Sony Corp. blamed weak sales of TVs and digital cameras in the United States for its record group net loss, but analysts say there are bigger factors behind the company’s chronic deficits.
"There are major problems with the company's structure," said an official at a major credit rating agency.
Sony on April 10 revised downward its financial projections for fiscal 2011 for the fourth time.
The company in February estimated its net loss at 220 billion yen ($2.7 billion), but that figure was revised to 520 billion yen, exceeding its previous record loss of 293.3 billion yen set in fiscal 1994.
The loss increment was attributed to the poorer-than-expected business performance of Sony's U.S. arm in fiscal 2011, which forced the company to write down its deferred tax assets.
U.S. sales of Sony products were sluggish during the Christmas shopping season, which is said to account for more than 20 percent of annual domestic consumption in the country.
Televisions, Sony's mainstay products, also saw weak sales with the continuing emergence of South Korea's Samsung Electronics Co. and other competitors. The yen's appreciation to less than 80 yen to the dollar further eroded Sony’s profitability.
The company had hoped to turn mirrorless single-lens cameras into a new "main player" to replace its sluggish TV sector. But the cameras ran out of stock following the flooding in Thailand last autumn and failed to bring in revenue.
"We take our management responsibility very seriously," Masaru Kato, Sony's chief financial officer, said at a news conference on April 10. "The deficit in the TV sector presents the biggest management challenge. We hope to turn it into a profit in fiscal 2013."
Kato said a combination of external factors also contributed to the record loss projection of 520 billion yen.

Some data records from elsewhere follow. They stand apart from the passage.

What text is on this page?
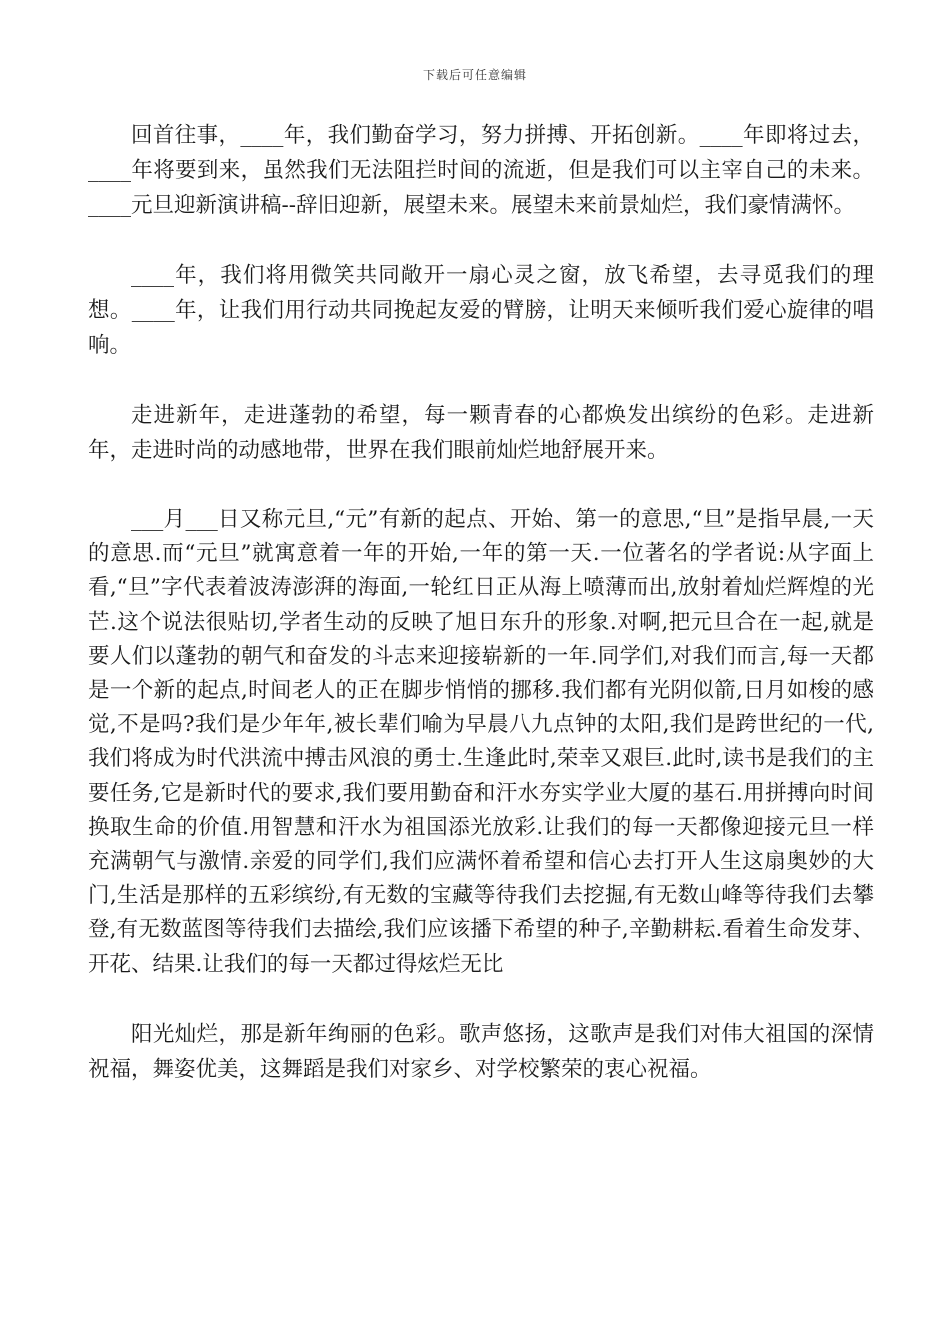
下载后可任意编辑

回首往事，____年，我们勤奋学习，努力拼搏、开拓创新。____年即将过去，____年将要到来，虽然我们无法阻拦时间的流逝，但是我们可以主宰自己的未来。____元旦迎新演讲稿--辞旧迎新，展望未来。展望未来前景灿烂，我们豪情满怀。

____年，我们将用微笑共同敞开一扇心灵之窗，放飞希望，去寻觅我们的理想。____年，让我们用行动共同挽起友爱的臂膀，让明天来倾听我们爱心旋律的唱响。

走进新年，走进蓬勃的希望，每一颗青春的心都焕发出缤纷的色彩。走进新年，走进时尚的动感地带，世界在我们眼前灿烂地舒展开来。

___月___日又称元旦,“元”有新的起点、开始、第一的意思,“旦”是指早晨,一天的意思.而“元旦”就寓意着一年的开始,一年的第一天.一位著名的学者说:从字面上看,“旦”字代表着波涛澎湃的海面,一轮红日正从海上喷薄而出,放射着灿烂辉煌的光芒.这个说法很贴切,学者生动的反映了旭日东升的形象.对啊,把元旦合在一起,就是要人们以蓬勃的朝气和奋发的斗志来迎接崭新的一年.同学们,对我们而言,每一天都是一个新的起点,时间老人的正在脚步悄悄的挪移.我们都有光阴似箭,日月如梭的感觉,不是吗?我们是少年年,被长辈们喻为早晨八九点钟的太阳,我们是跨世纪的一代,我们将成为时代洪流中搏击风浪的勇士.生逢此时,荣幸又艰巨.此时,读书是我们的主要任务,它是新时代的要求,我们要用勤奋和汗水夯实学业大厦的基石.用拼搏向时间换取生命的价值.用智慧和汗水为祖国添光放彩.让我们的每一天都像迎接元旦一样充满朝气与激情.亲爱的同学们,我们应满怀着希望和信心去打开人生这扇奥妙的大门,生活是那样的五彩缤纷,有无数的宝藏等待我们去挖掘,有无数山峰等待我们去攀登,有无数蓝图等待我们去描绘,我们应该播下希望的种子,辛勤耕耘.看着生命发芽、开花、结果.让我们的每一天都过得炫烂无比

阳光灿烂，那是新年绚丽的色彩。歌声悠扬，这歌声是我们对伟大祖国的深情祝福，舞姿优美，这舞蹈是我们对家乡、对学校繁荣的衷心祝福。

"The Great East Japan Earthquake, the ultra-strong yen and the flooding (in Thailand)--so many factors contributed to the situation," he said.
Sony’s previous record loss in fiscal 1994 was mostly caused by a 265.2-billion-yen deficit from Sony Pictures Entertainment Inc., a subsidiary in charge of movie operations. Sony's mainstay businesses, including TVs, were robust at the time.
The situation is different now.
The TV sector alone is expected to have run an operating deficit of about 230 billion yen. The additional loss of 300 billion yen, announced on April 10, is also largely due to the sluggish TV sales.
The TV business has posted operating losses for eight straight years.
"That appears to have turned into a chronic disease," a senior official at a major electronic appliance manufacturer said.
But an analyst at a foreign-affiliated securities house said Sony is having difficulty emerging from the red because of its top-heavy structure.
"Sony spends too much on administrative and other sectors in comparison to Samsung and other rivals,” the analyst said. “It is so structured that it can no longer post profits, no matter how many TVs and digital cameras it may sell."
Sony has come up with a succession of downsizing plans, including the sale of its chemical businesses and about 10,000 job cuts, since it decided in February to appoint Kazuo Hirai as company president and CEO as of April 1.
A briefing session on Sony’s management policy is scheduled for April 12, when Hirai will present his plans to turn the streamlining measures into growth.